The trailer makes How to Please a Woman out to be a very cheeky sort of movie about a middle-aged woman starting an all-male cleaning service, but in truth it’s more of an earnest attempt to look at women’s feelings of invisibility and unfulfilled sexual desires. Though, for a movie all about women finally getting the big O on their own terms, this movie is sweetly chaste. It does however, fail to reach its own apex plotwise, which is a let down, but it’s still worth watching for the subject matter and performances. (Acting-wise, I mean. Not sexually, speaking. Because see above about chaste.)

When Gina’s (Sally Phillips) friends surprise her with a stripper (Alexander England) for her 50th birthday, she really couldn’t be less impressed. First, she insists that he stop taking off his clothes and then, when he tells her they have two hours to do whatever she wants, she puts him to work cleaning her house. Okay, yes, maybe she does enjoy watching him scrub her floors bare-chested, but mostly she likes that her house is getting a good clean. After a confluence of several events, including her husband rebuffing her sexual advances, her company laying her off (likely due to ageism), and a run-in with a struggling moving company, Gina has the idea to start a company offering attractive men as house cleaners. However, things go slightly awry when her house cleaner and first customer end up having some very consensual sex. Gina is at first appalled, but when all the women at her swim club are absolutely clamoring for the same service, she decides to offer orgasms and vacuuming. There are, of course, some bumps along the way because these men need some on-the-job training in both those services. There are a fair number of scenes with women expressing how they’re using the service because they just want to be seen and heard. One woman doesn’t want any kind of relationship, but she still wants to have sex. Another very conventionally attractive woman with large breasts just wants to have sex without her breasts ever being touched. And all of them love having men do the grotty housework they’ve hated to do for years. In other scenes we see women finally speaking up for what they want sexually from their own partners. 

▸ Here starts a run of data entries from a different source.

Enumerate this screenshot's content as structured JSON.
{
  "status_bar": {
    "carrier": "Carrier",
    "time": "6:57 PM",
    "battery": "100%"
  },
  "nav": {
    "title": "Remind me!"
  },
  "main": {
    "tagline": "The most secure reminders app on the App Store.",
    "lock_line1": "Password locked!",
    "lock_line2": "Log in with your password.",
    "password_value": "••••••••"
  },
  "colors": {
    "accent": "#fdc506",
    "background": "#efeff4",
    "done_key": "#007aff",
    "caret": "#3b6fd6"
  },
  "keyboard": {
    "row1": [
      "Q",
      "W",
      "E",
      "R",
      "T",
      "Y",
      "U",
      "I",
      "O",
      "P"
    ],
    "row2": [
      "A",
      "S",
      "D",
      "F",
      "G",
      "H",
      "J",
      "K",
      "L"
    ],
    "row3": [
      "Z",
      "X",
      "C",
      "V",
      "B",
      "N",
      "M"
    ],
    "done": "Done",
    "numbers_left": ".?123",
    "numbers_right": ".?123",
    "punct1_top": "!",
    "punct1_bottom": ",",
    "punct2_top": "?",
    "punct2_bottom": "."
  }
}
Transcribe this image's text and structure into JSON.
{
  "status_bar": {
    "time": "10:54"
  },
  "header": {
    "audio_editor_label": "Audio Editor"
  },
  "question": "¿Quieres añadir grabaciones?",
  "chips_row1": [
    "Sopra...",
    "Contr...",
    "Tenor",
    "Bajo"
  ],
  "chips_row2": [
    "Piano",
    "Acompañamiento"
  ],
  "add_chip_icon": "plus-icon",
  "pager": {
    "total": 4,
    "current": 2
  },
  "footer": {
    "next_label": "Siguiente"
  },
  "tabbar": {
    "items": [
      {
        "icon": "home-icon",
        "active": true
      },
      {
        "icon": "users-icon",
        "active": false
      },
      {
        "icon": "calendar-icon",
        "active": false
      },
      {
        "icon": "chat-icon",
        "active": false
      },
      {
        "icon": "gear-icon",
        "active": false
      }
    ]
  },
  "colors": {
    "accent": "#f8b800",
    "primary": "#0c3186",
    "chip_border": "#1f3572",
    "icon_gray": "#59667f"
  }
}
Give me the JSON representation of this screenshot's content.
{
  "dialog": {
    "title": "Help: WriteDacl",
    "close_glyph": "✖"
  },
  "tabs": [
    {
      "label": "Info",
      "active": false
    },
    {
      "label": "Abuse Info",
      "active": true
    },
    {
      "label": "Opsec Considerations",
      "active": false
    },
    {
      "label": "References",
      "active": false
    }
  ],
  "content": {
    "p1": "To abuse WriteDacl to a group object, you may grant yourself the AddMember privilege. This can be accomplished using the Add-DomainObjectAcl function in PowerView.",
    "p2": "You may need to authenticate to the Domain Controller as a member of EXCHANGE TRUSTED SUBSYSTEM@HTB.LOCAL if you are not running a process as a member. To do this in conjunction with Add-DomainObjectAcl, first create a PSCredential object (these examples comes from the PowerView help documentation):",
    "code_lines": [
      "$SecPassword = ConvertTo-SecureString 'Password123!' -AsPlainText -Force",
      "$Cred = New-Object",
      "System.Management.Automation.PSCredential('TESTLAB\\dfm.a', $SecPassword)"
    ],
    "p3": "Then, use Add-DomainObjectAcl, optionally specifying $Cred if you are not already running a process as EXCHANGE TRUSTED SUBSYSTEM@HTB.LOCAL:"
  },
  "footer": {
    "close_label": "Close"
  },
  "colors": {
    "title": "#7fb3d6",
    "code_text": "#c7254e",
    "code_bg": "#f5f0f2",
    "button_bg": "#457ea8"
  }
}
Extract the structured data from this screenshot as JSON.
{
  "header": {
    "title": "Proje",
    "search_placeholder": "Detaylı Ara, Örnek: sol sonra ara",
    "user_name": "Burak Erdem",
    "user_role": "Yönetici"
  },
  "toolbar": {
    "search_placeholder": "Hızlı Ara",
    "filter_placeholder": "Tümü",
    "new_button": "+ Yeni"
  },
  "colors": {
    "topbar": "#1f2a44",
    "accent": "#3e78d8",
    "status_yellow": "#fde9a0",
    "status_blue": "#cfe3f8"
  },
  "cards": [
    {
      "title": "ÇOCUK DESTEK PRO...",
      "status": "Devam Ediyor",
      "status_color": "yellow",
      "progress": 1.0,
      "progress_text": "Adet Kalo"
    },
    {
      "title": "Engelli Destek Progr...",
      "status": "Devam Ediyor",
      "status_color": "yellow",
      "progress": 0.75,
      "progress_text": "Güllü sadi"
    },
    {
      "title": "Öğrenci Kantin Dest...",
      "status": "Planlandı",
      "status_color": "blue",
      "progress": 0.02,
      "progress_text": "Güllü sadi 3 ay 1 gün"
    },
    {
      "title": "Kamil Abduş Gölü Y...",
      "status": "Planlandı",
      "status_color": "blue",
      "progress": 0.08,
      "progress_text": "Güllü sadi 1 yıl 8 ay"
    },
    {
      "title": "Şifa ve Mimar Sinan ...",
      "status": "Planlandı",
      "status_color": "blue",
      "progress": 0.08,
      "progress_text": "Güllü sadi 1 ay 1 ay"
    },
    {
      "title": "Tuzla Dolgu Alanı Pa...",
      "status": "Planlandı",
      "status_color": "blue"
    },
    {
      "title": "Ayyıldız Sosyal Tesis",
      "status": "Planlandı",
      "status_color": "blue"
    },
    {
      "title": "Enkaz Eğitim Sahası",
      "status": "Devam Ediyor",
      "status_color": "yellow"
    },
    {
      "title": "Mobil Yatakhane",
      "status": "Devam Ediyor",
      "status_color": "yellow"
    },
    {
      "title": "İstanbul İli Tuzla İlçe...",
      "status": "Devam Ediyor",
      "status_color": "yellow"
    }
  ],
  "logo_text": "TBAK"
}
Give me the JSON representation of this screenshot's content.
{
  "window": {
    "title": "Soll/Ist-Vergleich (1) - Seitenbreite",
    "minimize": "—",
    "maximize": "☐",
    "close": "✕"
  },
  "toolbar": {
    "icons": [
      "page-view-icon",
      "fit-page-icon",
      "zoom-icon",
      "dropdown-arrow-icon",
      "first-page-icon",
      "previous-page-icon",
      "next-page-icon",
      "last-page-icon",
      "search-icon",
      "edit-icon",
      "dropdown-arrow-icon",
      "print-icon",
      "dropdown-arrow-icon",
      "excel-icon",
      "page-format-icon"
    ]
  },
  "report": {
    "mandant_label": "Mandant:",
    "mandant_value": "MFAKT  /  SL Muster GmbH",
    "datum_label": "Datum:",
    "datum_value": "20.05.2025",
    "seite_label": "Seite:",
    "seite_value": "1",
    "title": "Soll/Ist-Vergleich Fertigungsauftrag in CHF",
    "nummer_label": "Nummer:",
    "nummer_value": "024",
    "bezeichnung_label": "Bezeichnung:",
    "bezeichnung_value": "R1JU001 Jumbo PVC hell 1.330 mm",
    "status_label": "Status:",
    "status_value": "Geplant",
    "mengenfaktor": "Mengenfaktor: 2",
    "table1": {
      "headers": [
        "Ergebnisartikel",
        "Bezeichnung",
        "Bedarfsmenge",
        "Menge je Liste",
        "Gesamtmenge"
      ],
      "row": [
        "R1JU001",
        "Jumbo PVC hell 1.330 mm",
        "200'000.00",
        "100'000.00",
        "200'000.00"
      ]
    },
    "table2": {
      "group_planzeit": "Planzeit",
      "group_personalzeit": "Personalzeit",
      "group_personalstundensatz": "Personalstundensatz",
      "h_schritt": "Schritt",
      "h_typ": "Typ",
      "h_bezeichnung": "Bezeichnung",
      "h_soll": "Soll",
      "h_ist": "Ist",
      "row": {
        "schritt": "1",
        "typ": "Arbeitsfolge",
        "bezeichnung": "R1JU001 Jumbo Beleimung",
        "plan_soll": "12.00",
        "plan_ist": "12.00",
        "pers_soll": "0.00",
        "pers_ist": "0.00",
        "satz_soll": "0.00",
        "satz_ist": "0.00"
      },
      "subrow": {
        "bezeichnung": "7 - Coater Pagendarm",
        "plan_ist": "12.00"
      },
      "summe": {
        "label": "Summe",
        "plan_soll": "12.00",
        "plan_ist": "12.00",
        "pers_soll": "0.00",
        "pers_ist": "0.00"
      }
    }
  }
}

All of this sounds good, and it is, but the movie never really goes beyond the superficial, and the characters, while interesting, aren’t given the chance to fully shine. The whole thing ends up feeling slightly anticlimactic, if you will. Like, there’s all this build up, but then, without enough character development, excitement, tension, and thrust (not sorry), it all just kind of fizzles out in the end. It’s still very much worth watching, just don’t expect complete satisfaction. 

Overall Rating on the Chronically Streaming Pain Scale:

2-Sometimes I have the distinct desire to remove an eyeball to relieve the pain, but I can’t complain too much. Drugs would dull the discomfort, but I can get through without.